O processo e a paciência
O que pode ajudar os pais e responsáveis é entender os processos utilizados pela escola na alfabetização. Muitas vezes, o método pelo o qual o pai foi alfabetizado é completamente diferente daquele que é feito na escola do filho. Acompanhar tudo isso tranquiliza a aprendizagem.
Às vezes, se não há a noção de que a alfabetização é um processo, com métodos específicos, as crianças acabam sendo cobradas em coisas que ainda não estão prontas para fazer.
E não apenas isso, adultos e crianças têm seus dias bons e ruins, o que interfere em como esse processo vai acontecer. Na hora da lição de casa, Paula indica que, se o adulto não estiver de bom humor, é importante pedir para outra auxiliar a criança. Afinal, os pequenos são muito espertos, percebem as variações de humor, podem te provocar ainda mais e tentar escapar do dever. Resultado: estresse para os dois lados.

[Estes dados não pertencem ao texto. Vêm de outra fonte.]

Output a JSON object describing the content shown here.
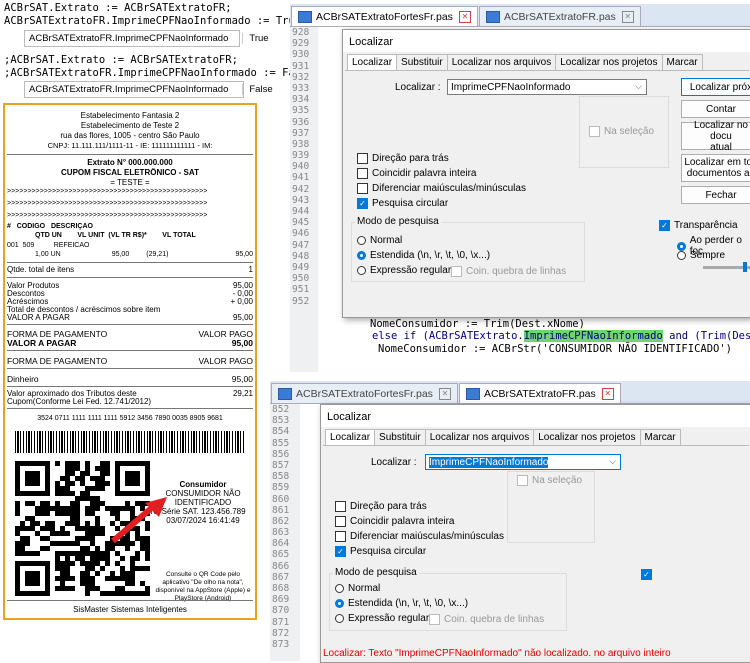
{
  "left_code": {
    "line1": "ACBrSAT.Extrato := ACBrSATExtratoFR;",
    "line2": "ACBrSATExtratoFR.ImprimeCPFNaoInformado := True;",
    "inspect1_label": "ACBrSATExtratoFR.ImprimeCPFNaoInformado",
    "inspect1_value": "True",
    "line3": ";ACBrSAT.Extrato := ACBrSATExtratoFR;",
    "line4": ";ACBrSATExtratoFR.ImprimeCPFNaoInformado := False;",
    "inspect2_label": "ACBrSATExtratoFR.ImprimeCPFNaoInformado",
    "inspect2_value": "False"
  },
  "receipt": {
    "h1": "Estabelecimento Fantasia 2",
    "h2": "Estabelecimento de Teste 2",
    "h3": "rua das flores, 1005 - centro São Paulo",
    "h4": "CNPJ: 11.111.111/1111-11 - IE: 111111111111 - IM:",
    "extrato": "Extrato N° 000.000.000",
    "cupom": "CUPOM FISCAL ELETRÔNICO - SAT",
    "teste": "= TESTE =",
    "arrows": ">>>>>>>>>>>>>>>>>>>>>>>>>>>>>>>>>>>>>>>>>>>>>>>>>",
    "col1": "#   CODIGO   DESCRIÇÃO",
    "col2": "QTD UN        VL UNIT  (VL TR R$)*        VL TOTAL",
    "item1": "001  509          REFEICAO",
    "item2": "1,00 UN",
    "item2_unit": "95,00",
    "item2_tr": "(29,21)",
    "item2_total": "95,00",
    "qtde_label": "Qtde. total de itens",
    "qtde_value": "1",
    "vp_label": "Valor Produtos",
    "vp_value": "95,00",
    "desc_label": "Descontos",
    "desc_value": "- 0,00",
    "acr_label": "Acréscimos",
    "acr_value": "+ 0,00",
    "totdesc_label": "Total de descontos / acréscimos sobre item",
    "pagar_label": "VALOR A PAGAR",
    "pagar_value": "95,00",
    "fp_label": "FORMA DE PAGAMENTO",
    "fp_value": "VALOR PAGO",
    "vap_label": "VALOR A PAGAR",
    "vap_value": "95,00",
    "fp2_label": "FORMA DE PAGAMENTO",
    "fp2_value": "VALOR PAGO",
    "din_label": "Dinheiro",
    "din_value": "95,00",
    "trib1": "Valor aproximado dos Tributos deste",
    "trib2": "Cupom(Conforme Lei Fed. 12.741/2012)",
    "trib_value": "29,21",
    "chave": "3524 0711 1111 1111 1111 5912 3456 7890 0035 8905 9681",
    "consumidor": "Consumidor",
    "consumidor2": "CONSUMIDOR NÃO",
    "consumidor3": "IDENTIFICADO",
    "serie": "N° Série SAT. 123.456.789",
    "data": "03/07/2024 16:41:49",
    "qr1": "Consulte o QR Code pelo",
    "qr2": "aplicativo \"De olho na nota\",",
    "qr3": "disponível na AppStore (Apple) e",
    "qr4": "PlayStore (Android)",
    "footer": "SisMaster Sistemas Inteligentes"
  },
  "top_editor": {
    "tab1": "ACBrSATExtratoFortesFr.pas",
    "tab2": "ACBrSATExtratoFR.pas",
    "lines": [
      "928",
      "929",
      "930",
      "931",
      "932",
      "933",
      "934",
      "935",
      "936",
      "937",
      "938",
      "939",
      "940",
      "941",
      "942",
      "943",
      "944",
      "945",
      "946",
      "947",
      "948",
      "949",
      "950",
      "951",
      "952"
    ],
    "code1": "NomeConsumidor := Trim(Dest.xNome)",
    "code2a": "else if (ACBrSATExtrato.",
    "code2b": "ImprimeCPFNaoInformado",
    "code2c": " and (Trim(Des",
    "code3": "NomeConsumidor := ACBrStr('CONSUMIDOR NÃO IDENTIFICADO')"
  },
  "top_dialog": {
    "title": "Localizar",
    "tabs": [
      "Localizar",
      "Substituir",
      "Localizar nos arquivos",
      "Localizar nos projetos",
      "Marcar"
    ],
    "find_label": "Localizar :",
    "find_value": "ImprimeCPFNaoInformado",
    "btn_next": "Localizar próx",
    "btn_count": "Contar",
    "btn_doc1": "Localizar no docu",
    "btn_doc2": "atual",
    "btn_all1": "Localizar em tod",
    "btn_all2": "documentos ab",
    "btn_close": "Fechar",
    "na_selecao": "Na seleção",
    "opt_back": "Direção para trás",
    "opt_word": "Coincidir palavra inteira",
    "opt_case": "Diferenciar maiúsculas/minúsculas",
    "opt_wrap": "Pesquisa circular",
    "mode_title": "Modo de pesquisa",
    "mode_normal": "Normal",
    "mode_ext": "Estendida  (\\n, \\r, \\t, \\0, \\x...)",
    "mode_regex": "Expressão regular",
    "coin": "Coin. quebra de linhas",
    "transp": "Transparência",
    "transp_focus": "Ao perder o foc",
    "transp_always": "Sempre"
  },
  "bottom_editor": {
    "tab1": "ACBrSATExtratoFortesFr.pas",
    "tab2": "ACBrSATExtratoFR.pas",
    "lines": [
      "852",
      "853",
      "854",
      "855",
      "856",
      "857",
      "858",
      "859",
      "860",
      "861",
      "862",
      "863",
      "864",
      "865",
      "866",
      "867",
      "868",
      "869",
      "870",
      "871",
      "872",
      "873"
    ]
  },
  "bottom_dialog": {
    "title": "Localizar",
    "tabs": [
      "Localizar",
      "Substituir",
      "Localizar nos arquivos",
      "Localizar nos projetos",
      "Marcar"
    ],
    "find_label": "Localizar :",
    "find_value": "ImprimeCPFNaoInformado",
    "na_selecao": "Na seleção",
    "opt_back": "Direção para trás",
    "opt_word": "Coincidir palavra inteira",
    "opt_case": "Diferenciar maiúsculas/minúsculas",
    "opt_wrap": "Pesquisa circular",
    "mode_title": "Modo de pesquisa",
    "mode_normal": "Normal",
    "mode_ext": "Estendida  (\\n, \\r, \\t, \\0, \\x...)",
    "mode_regex": "Expressão regular",
    "coin": "Coin. quebra de linhas",
    "status": "Localizar: Texto \"ImprimeCPFNaoInformado\" não localizado. no arquivo inteiro"
  },
  "colors": {
    "accent": "#0078d7",
    "receipt_border": "#e8a420",
    "highlight": "#6fd66f",
    "status": "#e00000"
  }
}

Se a lição de casa começa a ser um momento de estresse diário, drama e brigas, é necessário procurar uma intervenção e entender mais a fundo o que de fato está acontecendo.
O contato com a escola é essencial para saber se é apenas no núcleo familiar que a criança tem esse comportamento. Às vezes ela faz tudo perfeito em sala de aula mas fica rebelde no ambiente familiar. Nesses casos, pode ser uma questão comportamental na relação entre pais e filhos, o que requer ajuda de psicólogos ou psicopedagogos.
Se esse não for o caso, há ainda a possibilidade de má adaptação à escola. “É muito comum que a criança esteja em uma escola em que o método não funciona do jeito que ela aprende, mas a criança não consegue falar isso. E, uma das formas de expressar que não tá bem na escola, é na hora da lição de casa, quando a ela quer dizer para os pais que não está legal no ambiente escolar – seja o método, a parte social ou mesmo a relação com a professora.”
Brincadeiras são aliadas
Tanto no letramento, quanto na alfabetização e na decodificação, brincadeiras e passatempos são fundamentais para desenvolver habilidades referentes à fala, à escuta e ao vocabulário.
Músicas, rimas e brincadeiras de mão, por exemplo, “tem um lugar importante para treinar as crianças, em uma questão da relação da percepção fonológica sem precisar estar no papel. Uma abstração dos portadores”, destaca Paula Berlinck.
Essas atividades e interações contribuem para a discriminação auditiva dos pequenos, evitando questões de defict no processamento auditivo central e entendimento mais amplo do idioma. Tudo isso tem grande impacto na fluência na leitura e compreensão.
Aquelas que estão acostumadas a conversar com a família sobre vários assuntos têm vocabulário mais amplo e, portanto, maior facilidade na leitura. A psicopedagoga também indica: não fazer vozes diferentes e infantilizar a fala depois que a criança tenha completado 2 anos de idade. O brócolis é brócolis e não “arvorezinha”. “É necessário se policiar, porque tem uma questão da aquisição de vocabulário que é fundamental”, completa.